Κυριακή 10 Μαΐου 2020

PATIENTS SHOULD BE PERSUADED ABOUT FUTILITY OF SOME TREATMENTS

When patients are terminally ill, shared decision-making is often complicated by the public's lack of understanding of what is meant by "futile" or "potentially inappropriate" treatment, coupled with the belief that the patient or family should have the final say, a focus-group study suggests.
"Although it is difficult to recommend the discontinuation of life-sustaining treatment, it is crucial that physicians communicate to families when treatments are non-beneficial, will not change patient outcomes, and potentially prolong suffering," said Dr. Thanh H. Neville of David Geffen School of Medicine at UCLA, in Los Angeles.
"It is important that physicians have the courage to make recommendations. These recommendations should be explained not in the context of resource limitations, but in the context of patient-centered care," told Reuters Health by email.
The medical community perceives aggressive treatment that may keep a patient alive but not result in meaningful benefit as being inappropriate or futile. But how the general public perceives and understands the terms "potentially inappropriate" and "futile" remains unclear.
Dr. Neville and colleagues conducted six focus groups, including a total of 39 community members, to gain insight into the public's understanding about the concept and implications of potentially inappropriate/futile treatment.

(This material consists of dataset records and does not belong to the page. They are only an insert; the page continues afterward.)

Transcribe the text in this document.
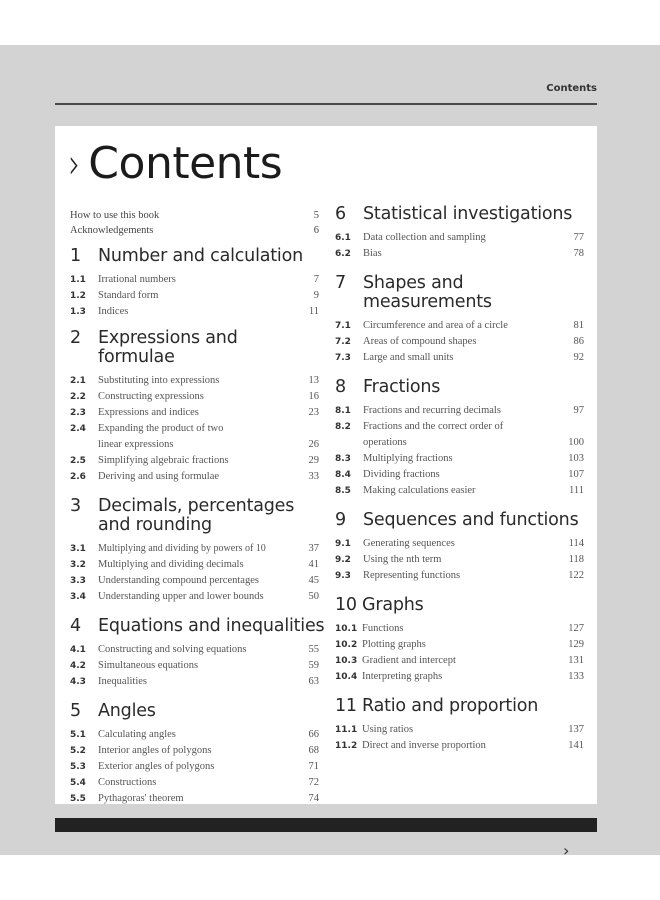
Contents
› Contents
How to use this book	5
Acknowledgements	6
1 Number and calculation
1.1	Irrational numbers	7
1.2	Standard form	9
1.3	Indices	11
2 Expressions and formulae
2.1	Substituting into expressions	13
2.2	Constructing expressions	16
2.3	Expressions and indices	23
2.4	Expanding the product of two linear expressions	26
2.5	Simplifying algebraic fractions	29
2.6	Deriving and using formulae	33
3 Decimals, percentages and rounding
3.1	Multiplying and dividing by powers of 10	37
3.2	Multiplying and dividing decimals	41
3.3	Understanding compound percentages	45
3.4	Understanding upper and lower bounds	50
4 Equations and inequalities
4.1	Constructing and solving equations	55
4.2	Simultaneous equations	59
4.3	Inequalities	63
5 Angles
5.1	Calculating angles	66
5.2	Interior angles of polygons	68
5.3	Exterior angles of polygons	71
5.4	Constructions	72
5.5	Pythagoras' theorem	74
6 Statistical investigations
6.1	Data collection and sampling	77
6.2	Bias	78
7 Shapes and measurements
7.1	Circumference and area of a circle	81
7.2	Areas of compound shapes	86
7.3	Large and small units	92
8 Fractions
8.1	Fractions and recurring decimals	97
8.2	Fractions and the correct order of operations	100
8.3	Multiplying fractions	103
8.4	Dividing fractions	107
8.5	Making calculations easier	111
9 Sequences and functions
9.1	Generating sequences	114
9.2	Using the nth term	118
9.3	Representing functions	122
10 Graphs
10.1 Functions	127
10.2 Plotting graphs	129
10.3 Gradient and intercept	131
10.4 Interpreting graphs	133
11 Ratio and proportion
11.1 Using ratios	137
11.2 Direct and inverse proportion	141
›
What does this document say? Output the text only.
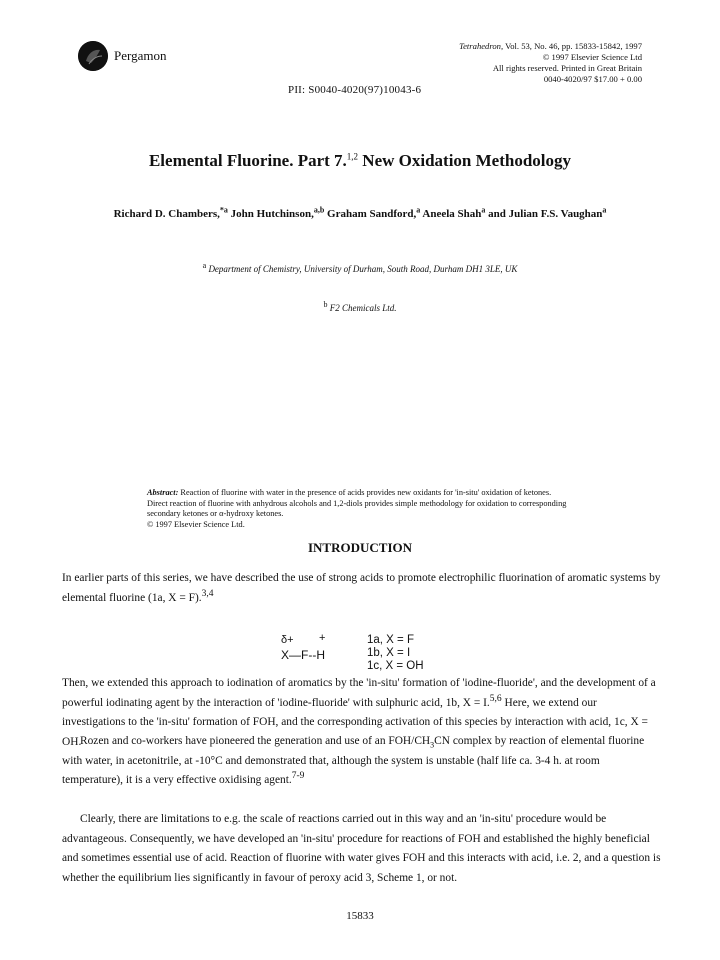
Pergamon
Tetrahedron, Vol. 53, No. 46, pp. 15833-15842, 1997
© 1997 Elsevier Science Ltd
All rights reserved. Printed in Great Britain
0040-4020/97 $17.00 + 0.00
PII: S0040-4020(97)10043-6
Elemental Fluorine. Part 7.$^{1,2}$ New Oxidation Methodology
Richard D. Chambers,$^{*a}$ John Hutchinson,$^{a,b}$ Graham Sandford,$^a$ Aneela Shah$^a$ and Julian F.S. Vaughan$^a$
$^a$ Department of Chemistry, University of Durham, South Road, Durham DH1 3LE, UK
$^b$ F2 Chemicals Ltd.
Abstract: Reaction of fluorine with water in the presence of acids provides new oxidants for 'in-situ' oxidation of ketones. Direct reaction of fluorine with anhydrous alcohols and 1,2-diols provides simple methodology for oxidation to corresponding secondary ketones or α-hydroxy ketones.
© 1997 Elsevier Science Ltd.
INTRODUCTION
In earlier parts of this series, we have described the use of strong acids to promote electrophilic fluorination of aromatic systems by elemental fluorine (1a, X = F).$^{3,4}$
δ+ +
X—F--H
1a, X = F
1b, X = I
1c, X = OH
Then, we extended this approach to iodination of aromatics by the 'in-situ' formation of 'iodine-fluoride', and the development of a powerful iodinating agent by the interaction of 'iodine-fluoride' with sulphuric acid, 1b, X = I.$^{5,6}$ Here, we extend our investigations to the 'in-situ' formation of FOH, and the corresponding activation of this species by interaction with acid, 1c, X = OH.
Rozen and co-workers have pioneered the generation and use of an FOH/$CH_3CN$ complex by reaction of elemental fluorine with water, in acetonitrile, at -10°C and demonstrated that, although the system is unstable (half life ca. 3-4 h. at room temperature), it is a very effective oxidising agent.$^{7-9}$
Clearly, there are limitations to e.g. the scale of reactions carried out in this way and an 'in-situ' procedure would be advantageous. Consequently, we have developed an 'in-situ' procedure for reactions of FOH and established the highly beneficial and sometimes essential use of acid. Reaction of fluorine with water gives FOH and this interacts with acid, i.e. 2, and a question is whether the equilibrium lies significantly in favour of peroxy acid 3, Scheme 1, or not.
15833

The average age of focus group members was 68, and most were white (31/39, 79%) and female (30/39, 77%) and had at least completed college (35/39, 90%).
Most participants had not heard either term before, and the concept was foreign to them. Many participants thought the term "potentially inappropriate" was more confusing than clarifying, as they felt it was synonymous with "malpractice."
Suggested reasons for this lack of understanding included difficulty understanding physicians, the lack of discussion of death in society, skepticism that medical treatment can ever be definitely futile, and the fear that doctors will use the concept of futility to justify limiting care and overriding family decisions.
All but three focus-group members felt that in situations of conflict, patients and their families should have the final say in determining whether they should receive potentially inappropriate treatments, the researchers report in Annals of the American Thoracic Society.
Even when focus-group members agreed that treatment was futile in a clinical scenario that most clinicians would consider to be potentially inappropriate treatment (maintenance of life support for a 90-year-old with widely metastatic cancer), they believed the family should be able to demand ongoing life support against the doctor's recommendation.
"Our study reveals that more work is needed to introduce the concept of futile or potentially inappropriate treatment to the American public," Dr. Neville said. "The U.S. healthcare system does not have unlimited resources, and such treatments will eventually be at the expense of others who have greater chances of recovery. This concept is incredibly important in light of the current COVID-19 pandemic."
"We will need to engage the lay public in extensive education and deliberation focused on how democratic citizens can make justifiable societal decisions despite fundamental disagreements," he said. "Now, while we are confronted by an imbalance of needs and resources and anxious about our health, may be a good time to jumpstart the discussion."